To be clear I put things in bullet points:
- We want to compute range sum queries on some array
A
- The data structure stores
tree[i] = sum of A(i-jmp[i], i]
(yes, an open-closed interval) - The jumps are defined recursively: if
jmp[i] == jmp[i-jmp[i]]
thenjmp[i+1] = 2*jmp[i]+1
and otherwisejmp[i+1] = 1
- The greedy algorithm to perform queries goes as follows:
int A[MAXN+1], jmp[MAXN+1], tree[MAXN+1];
int range(int i, int j) { // inclusive, 1-indexed
int ans = 0;
while (j-i+1 > 0) {
if (j-i+1 >= jmp[j]) {
ans += tree[j];
j -= jmp[j];
} else {
ans += A[j];
j -= 1;
}
}
return ans;
}
The above algorithm performs any query in $$$O(\log(N))$$$ time. This is due to some properties of skew-binary numbers (trust me bro...). Sadly, I haven't figured out how to find the jumps on-line but we can just precompute them:
void init() {
jmp[1] = jmp[2] = 1;
for (int i = 2; i <= MAXN; ++i) {
if (jmp[i] == jmp[i-jmp[i]]) {
jmp[i+1] = 2*jmp[i]+1;
} else {
jmp[i+1] = 1;
}
}
}
Some observations:
- An interval is either a single element or the concatenation of two intervals plus one more element
- The intervals are well-nested and they have power of two (minus one) length
- It follows that each position is covered by up to $$$\log(N)+O(1)$$$ intervals
Taking advantage of these facts, we will do updates by recomputing all the intervals that cover the updated position. In particular, we will first recompute the interval that ends at the updated position, then the smallest interval that strictly covers it and so on.
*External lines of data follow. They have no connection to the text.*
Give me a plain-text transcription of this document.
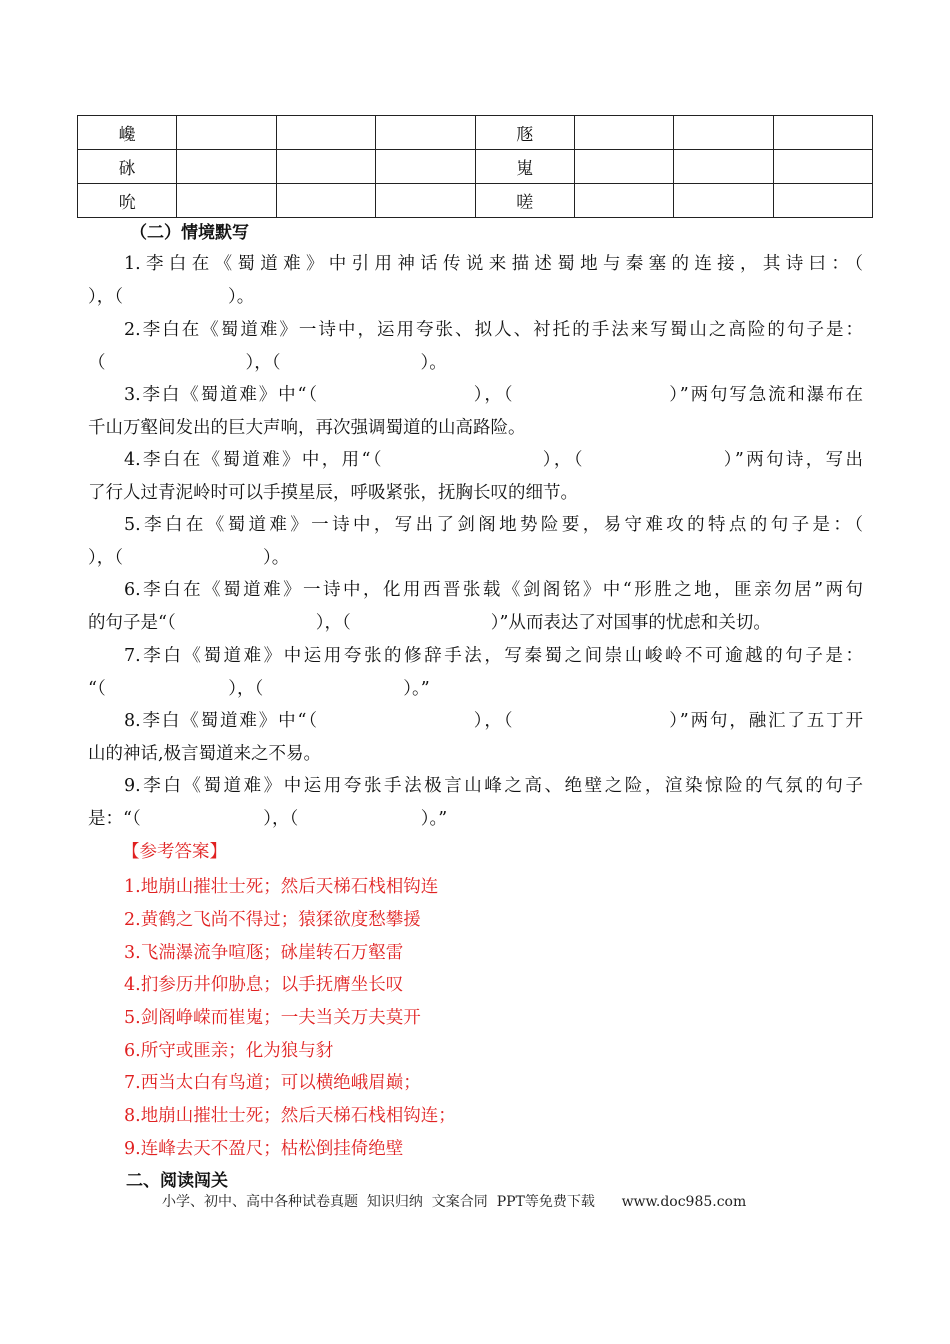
巉				豗			
砯				嵬			
吮				嗟			
（二）情境默写
1.李白在《蜀道难》中引用神话传说来描述蜀地与秦塞的连接，其诗曰：（
），（　　　　　　）。
2.李白在《蜀道难》一诗中，运用夸张、拟人、衬托的手法来写蜀山之高险的句子是：
（　　　　　　　　），（　　　　　　　　）。
3.李白《蜀道难》中“（　　　　　　　　），（　　　　　　　　）”两句写急流和瀑布在
千山万壑间发出的巨大声响，再次强调蜀道的山高路险。
4.李白在《蜀道难》中，用“（　　　　　　　　），（　　　　　　　）”两句诗，写出
了行人过青泥岭时可以手摸星辰，呼吸紧张，抚胸长叹的细节。
5.李白在《蜀道难》一诗中，写出了剑阁地势险要，易守难攻的特点的句子是：（
），（　　　　　　　　）。
6.李白在《蜀道难》一诗中，化用西晋张载《剑阁铭》中“形胜之地，匪亲勿居”两句
的句子是“（　　　　　　　　），（　　　　　　　　）”从而表达了对国事的忧虑和关切。
7.李白《蜀道难》中运用夸张的修辞手法，写秦蜀之间崇山峻岭不可逾越的句子是：
“（　　　　　　　），（　　　　　　　　）。”
8.李白《蜀道难》中“（　　　　　　　　），（　　　　　　　　）”两句，融汇了五丁开
山的神话,极言蜀道来之不易。
9.李白《蜀道难》中运用夸张手法极言山峰之高、绝壁之险，渲染惊险的气氛的句子
是：“（　　　　　　　），（　　　　　　　）。”
【参考答案】
1.地崩山摧壮士死；然后天梯石栈相钩连
2.黄鹤之飞尚不得过；猿猱欲度愁攀援
3.飞湍瀑流争喧豗；砯崖转石万壑雷
4.扪参历井仰胁息；以手抚膺坐长叹
5.剑阁峥嵘而崔嵬；一夫当关万夫莫开
6.所守或匪亲；化为狼与豺
7.西当太白有鸟道；可以横绝峨眉巅；
8.地崩山摧壮士死；然后天梯石栈相钩连；
9.连峰去天不盈尺；枯松倒挂倚绝壁
二、阅读闯关
小学、初中、高中各种试卷真题  知识归纳  文案合同  PPT等免费下载      www.doc985.com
The implementation is straightforward: just update the array then walk the sequence of increasingly larger intervals and recompute them.
void update(int i, int x) { // assign A[i] = x
A[i] = x;
if (jmp[i] == 1) tree[i] = x, i = cover(i);
for (; i <= MAXN; i = cover(i)) {
tree[i] = tree[i-1 - jmp[i-1]] + tree[i-1] + A[i];
}
}
It is possible to find the next covering interval on-line (thanks bicsi!). Remember that we construct an interval of length $$$2k+1$$$ exactly when there are two adjacent intervals of length $$$k$$$.
This tells us that if the interval that starts at position i-jmp[i]
has the same length as the one that starts at position i
(namely jmp[i] == jmp[i-jmp[i]]
), then these two will be covered by an interval of length 2*jmp[i]+1
that ends at position i+1
.
In the opposite case we must have jmp[i] == jmp[i+jmp[i]]
(imagine the jmp
array is infinite) so it will be covered by an interval that ends at position i+jmp[i]+1
.
int cover(int i) {
return jmp[i] == jmp[i-jmp[i]] ? i + 1 : i + jmp[i] + 1;
}
Conclusion
We have invented a Fenwick tree-flavored data structure that does $$$O(\log(N))$$$ range queries and updates, and works with non-commutative operations that don't have an inverse. I had never heard of this particular data structure so I will claim this is a completely new, never seen before data structure.
But surprise: it's dog slow in practice. Don't use it to perform range queries. But maybe the idea could be useful in some ad-hoc problem or whatever.
UPD: After some changes I measured this to be about as fast as a recursive segment tree. (I will admit I was very sloppy, my measurement was just submitting a problem on CSES: https://cses.fi/problemset/task/1648/)
Thanks to ponysalvaje for explaining me how Fenwick tree works.
Thanks to bicsi for the idea of how to implement non-additive updates and finding the covering intervals on-line.